Good Enough Got Us Here. But We Need What Is Next.

Gratitude first

Thank you to the researchers who discovered insulin. To the engineers who gave us sensors and pumps. To the clinicians, carers, and families who have fought for better care, day in and day out. And to every single person with type 1 diabetes who has helped move the needle — not just in clinical trials, but in the quiet, relentless work of day-to-day life.

A century ago, a diagnosis was a death sentence. Today, people with type 1 diabetes live longer, fuller lives than ever. That deserves acknowledgement.

But we cannot stop here.

Diabetes made us pioneers

There is a unique kind of wisdom that comes from living with type 1 diabetes. You learn to trial and error your way through every day. You read your body like a scientist. You sense trends before your CGM does. You know when something is off before a number confirms it.

We are data nerds, detectives, analysts, and artists of adaptation.

But that does not mean it is easy.

Despite the advances, type 1 diabetes is still a condition of constant vigilance. It is waking up to alarms in the night. It is adjusting doses on holiday. It is trying to explain to a boss or a teacher or a friend that you are fine, while actually feeling shaky, foggy, and 3.2 mmol/L.

Even now, only one in four people reach recommended glucose targets. Even now, many children are still diagnosed in DKA. Even now, people with type 1 diabetes die too early. Even with a lifetime of HbA1c values at target, the risk of all-cause cardiovascular death is approximately three times higher than in the general population.

This is not a failure. It is a sign we have gone as far as insulin can take us.

We are on the edge of something big

The future is not just about managing diabetes better. It is about changing it entirely.

Researchers now understand that type 1 diabetes develops over time. Before diagnosis, the immune system is already quietly attacking beta cells.

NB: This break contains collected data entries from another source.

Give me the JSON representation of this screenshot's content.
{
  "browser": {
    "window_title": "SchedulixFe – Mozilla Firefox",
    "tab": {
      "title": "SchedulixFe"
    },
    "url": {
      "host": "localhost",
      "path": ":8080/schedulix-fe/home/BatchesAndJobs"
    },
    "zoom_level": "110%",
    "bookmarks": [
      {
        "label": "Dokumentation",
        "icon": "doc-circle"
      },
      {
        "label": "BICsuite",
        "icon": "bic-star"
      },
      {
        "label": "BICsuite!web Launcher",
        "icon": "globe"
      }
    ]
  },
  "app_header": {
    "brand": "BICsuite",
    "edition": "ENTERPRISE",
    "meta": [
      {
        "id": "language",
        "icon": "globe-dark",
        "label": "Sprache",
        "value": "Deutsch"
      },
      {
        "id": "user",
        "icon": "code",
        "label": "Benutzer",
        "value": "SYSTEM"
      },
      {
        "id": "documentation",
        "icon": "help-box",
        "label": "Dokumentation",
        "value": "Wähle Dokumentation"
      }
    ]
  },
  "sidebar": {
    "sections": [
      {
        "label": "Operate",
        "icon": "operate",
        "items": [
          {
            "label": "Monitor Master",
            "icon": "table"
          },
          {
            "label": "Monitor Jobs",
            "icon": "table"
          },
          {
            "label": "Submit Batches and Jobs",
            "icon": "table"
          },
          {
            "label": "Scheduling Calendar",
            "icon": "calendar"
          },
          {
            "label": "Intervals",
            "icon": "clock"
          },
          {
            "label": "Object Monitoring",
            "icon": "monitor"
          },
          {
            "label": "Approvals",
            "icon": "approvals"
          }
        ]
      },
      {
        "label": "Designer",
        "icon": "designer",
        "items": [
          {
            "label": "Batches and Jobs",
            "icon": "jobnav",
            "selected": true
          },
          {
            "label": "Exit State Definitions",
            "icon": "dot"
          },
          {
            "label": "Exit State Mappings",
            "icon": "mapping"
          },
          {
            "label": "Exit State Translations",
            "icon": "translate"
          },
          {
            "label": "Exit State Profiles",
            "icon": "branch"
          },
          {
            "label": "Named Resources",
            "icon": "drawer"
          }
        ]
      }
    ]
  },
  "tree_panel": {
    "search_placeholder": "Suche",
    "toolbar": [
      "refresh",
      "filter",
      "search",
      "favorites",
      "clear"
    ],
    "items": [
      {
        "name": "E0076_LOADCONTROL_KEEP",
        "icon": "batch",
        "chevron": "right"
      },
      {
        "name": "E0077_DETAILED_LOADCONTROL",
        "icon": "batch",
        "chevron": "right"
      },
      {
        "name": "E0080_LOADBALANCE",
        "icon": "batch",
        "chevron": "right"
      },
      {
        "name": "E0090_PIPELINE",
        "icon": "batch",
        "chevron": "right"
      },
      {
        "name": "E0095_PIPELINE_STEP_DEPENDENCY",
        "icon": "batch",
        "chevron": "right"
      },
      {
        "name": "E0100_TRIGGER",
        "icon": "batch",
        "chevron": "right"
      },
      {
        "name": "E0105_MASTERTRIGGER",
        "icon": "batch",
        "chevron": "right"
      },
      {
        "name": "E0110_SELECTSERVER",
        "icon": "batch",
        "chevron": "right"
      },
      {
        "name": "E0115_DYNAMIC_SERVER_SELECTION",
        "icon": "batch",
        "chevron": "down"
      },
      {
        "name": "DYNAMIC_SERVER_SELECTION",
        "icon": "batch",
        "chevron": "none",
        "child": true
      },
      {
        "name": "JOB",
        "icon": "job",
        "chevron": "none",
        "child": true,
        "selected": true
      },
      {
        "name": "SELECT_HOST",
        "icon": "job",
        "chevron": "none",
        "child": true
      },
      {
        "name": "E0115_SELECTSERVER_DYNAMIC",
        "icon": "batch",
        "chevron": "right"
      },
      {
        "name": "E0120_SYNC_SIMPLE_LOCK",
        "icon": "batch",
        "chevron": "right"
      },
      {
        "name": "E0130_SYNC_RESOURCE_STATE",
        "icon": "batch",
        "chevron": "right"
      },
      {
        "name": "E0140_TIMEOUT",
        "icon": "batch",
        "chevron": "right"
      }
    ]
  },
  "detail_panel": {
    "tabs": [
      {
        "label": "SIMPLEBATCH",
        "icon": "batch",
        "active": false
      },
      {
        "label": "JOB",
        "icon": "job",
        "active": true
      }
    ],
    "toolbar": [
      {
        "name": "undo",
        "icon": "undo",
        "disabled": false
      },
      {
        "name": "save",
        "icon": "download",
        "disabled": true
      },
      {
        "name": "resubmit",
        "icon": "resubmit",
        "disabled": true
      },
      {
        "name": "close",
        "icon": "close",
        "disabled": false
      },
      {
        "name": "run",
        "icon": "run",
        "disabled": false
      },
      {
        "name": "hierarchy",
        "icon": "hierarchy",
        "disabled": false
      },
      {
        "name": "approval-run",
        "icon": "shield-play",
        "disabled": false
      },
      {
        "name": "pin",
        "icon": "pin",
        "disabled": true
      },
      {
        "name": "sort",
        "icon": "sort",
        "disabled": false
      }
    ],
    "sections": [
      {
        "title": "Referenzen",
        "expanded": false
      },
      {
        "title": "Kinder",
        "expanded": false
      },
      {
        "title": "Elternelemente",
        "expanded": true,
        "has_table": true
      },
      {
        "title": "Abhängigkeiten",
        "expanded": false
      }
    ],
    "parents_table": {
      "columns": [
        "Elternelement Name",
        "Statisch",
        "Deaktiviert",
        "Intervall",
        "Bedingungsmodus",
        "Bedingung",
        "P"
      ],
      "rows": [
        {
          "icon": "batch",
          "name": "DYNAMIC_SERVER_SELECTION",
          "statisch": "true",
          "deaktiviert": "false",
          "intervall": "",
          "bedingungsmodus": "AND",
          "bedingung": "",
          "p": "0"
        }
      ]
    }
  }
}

That opens a window of opportunity — one where it may be possible to preserve, protect, and possibly restore insulin production.

Proof of concept already exists:

• Teplizumab can delay the clinical onset of diabetes by years in at-risk individuals
• Donislecel is a cell therapy in which some people have become insulin-independent

These are not theoretical possibilities. They are happening now. They mark the beginning of a chapter where the field stops simply firefighting glucose and starts addressing the root cause.

But progress needs permission

The challenge is that our systems have not caught up with our science.

Regulatory rules still centre HbA1c and hypoglycaemia rates as the key endpoints for trial approval. These do not tell the full story. They do not measure the emotional toll, the disrupted sleep, the burnout, or the mental load of 24/7 decision-making.

We need smarter tools to assess benefit. We need to include C-peptide to measure beta-cell function — if you want to understand why, the GNL C-peptide guide explains why every bit of residual insulin production counts.

We need CGM metrics that show real-time progress. But for that, we need standardisation of CGM accuracy assessments. The IFCC Working Group on CGM is driving towards an ISO standard — worth getting behind. For more on why CGM accuracy standardisation matters, the GNL CGM accuracy guide covers the detail, and Episode 35 with Professor Othmar Moser explains how independent researchers are contributing to that standardisation effort — and why CE marking alone is not sufficient evidence for insulin dosing decisions.

And above all, we need patient voices front and centre.

When people with type 1 diabetes say they would accept new trade-offs — such as the risk of immunosuppression for the chance of insulin independence — we must believe them. They have lived with risk their whole lives. They know what is worth it.

The cost of stagnation, seen clearly, is a threefold increase in risk of death. That framing changes the risk-benefit calculation significantly.